Days later, Lamb locates Tommie again, apologizes for the scare and makes a suggestion. Maybe they both need a break from the confines of ugly, urban Chicago. Lamb is planning on going to his family’s cabin in rural Wyoming for a week or so, and he figures he might as well take Tommie with him—without telling her mother, of course. It will be their little secret. Lonely and unhappy, Tommie readily agrees. What follows is essentially a cross-country, slow-motion child abduction.

Lamb walks an unsteady line between creepy and sympathetic. It doesn’t overtly paint its protagonist as a child predator. Instead, it appears to cast the film as a sort of bittersweet story of emotional connection between two unhappy loners beaten down by life. (Who, really, is the lost little lamb of this story?) Of course the idea of an 11-year-old girl running off with a fortysomething stranger isn’t most people’s idea of kosher. And Lamb doesn’t exactly pretend otherwise. Lamb is clearly manipulating Tommie. And Tommie clearly has a few adult ideas in her skull—even if she doesn’t fully understand them all. But the film never directly broaches the idea of sex between these two. That’s where it diverges wildly from Lolita, and it’s both good and bad. The film certainly courts the controversy and invites discussion of its touchy (to say the least) subject. Is Lamb “grooming” Tommie as an intimate life partner … or is he misguidedly protecting her innocent young state of being in the stupidest possible way? Feel free to discuss over coffee.
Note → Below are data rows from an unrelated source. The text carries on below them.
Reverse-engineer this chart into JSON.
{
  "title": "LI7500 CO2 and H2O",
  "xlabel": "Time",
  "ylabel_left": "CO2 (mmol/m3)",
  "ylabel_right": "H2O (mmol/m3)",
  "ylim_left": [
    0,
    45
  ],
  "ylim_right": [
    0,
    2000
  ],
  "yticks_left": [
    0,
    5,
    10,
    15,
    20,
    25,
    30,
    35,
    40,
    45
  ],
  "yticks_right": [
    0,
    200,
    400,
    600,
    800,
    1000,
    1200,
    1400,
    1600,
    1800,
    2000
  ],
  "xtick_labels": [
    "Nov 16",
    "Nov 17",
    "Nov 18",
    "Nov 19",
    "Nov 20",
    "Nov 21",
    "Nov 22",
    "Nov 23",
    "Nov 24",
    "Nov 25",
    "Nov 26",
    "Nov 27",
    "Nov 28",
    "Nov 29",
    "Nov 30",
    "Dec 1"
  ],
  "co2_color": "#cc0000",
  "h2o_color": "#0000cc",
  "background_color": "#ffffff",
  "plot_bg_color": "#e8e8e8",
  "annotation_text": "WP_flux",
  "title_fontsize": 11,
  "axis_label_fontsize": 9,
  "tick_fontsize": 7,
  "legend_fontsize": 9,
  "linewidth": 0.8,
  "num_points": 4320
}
Partridge has a certain tarnished charisma, and he’s sort of perfect for this imperfect role. Laurence nicely toes the line between precocious and naive. Together, they make a compelling duo. The film is never less than watchable, and it’s hard not to hang around to find out where fate is going to take these two broken characters. But it’s certainly not everybody’s cup of tea. If any film should come with the label “trigger warning,” this is it.

The hard part is that it’s difficult to figure out just what
Lamb is trying to say. The narrative is almost more unsettling because it refuses to cross certain lines. We get the idea that Lamb has had a rough life—and maybe he really is trying to correct the wrongs done to him by befriending little Tommie and showing her a bit of real world beauty. But if that’s the case, why does he continually lie to her (refusing to even give her his real name)? Why does the film keep presenting us with borderline icky situations (as when Lamb orders Tommie to take a bath)?

Lamb isn’t an easy film to categorize. It mercilessly screws with our comfort level. It pulls too many punches to qualify as a genuinely dark film and pushes too many social boundaries to earn its sad sack sentimentality. But there is, in the end, a wounded logic to our two characters’ string of terrible decisions. And it’s this line of thinking that makes Lamb the sort of car crash you can’t look away from.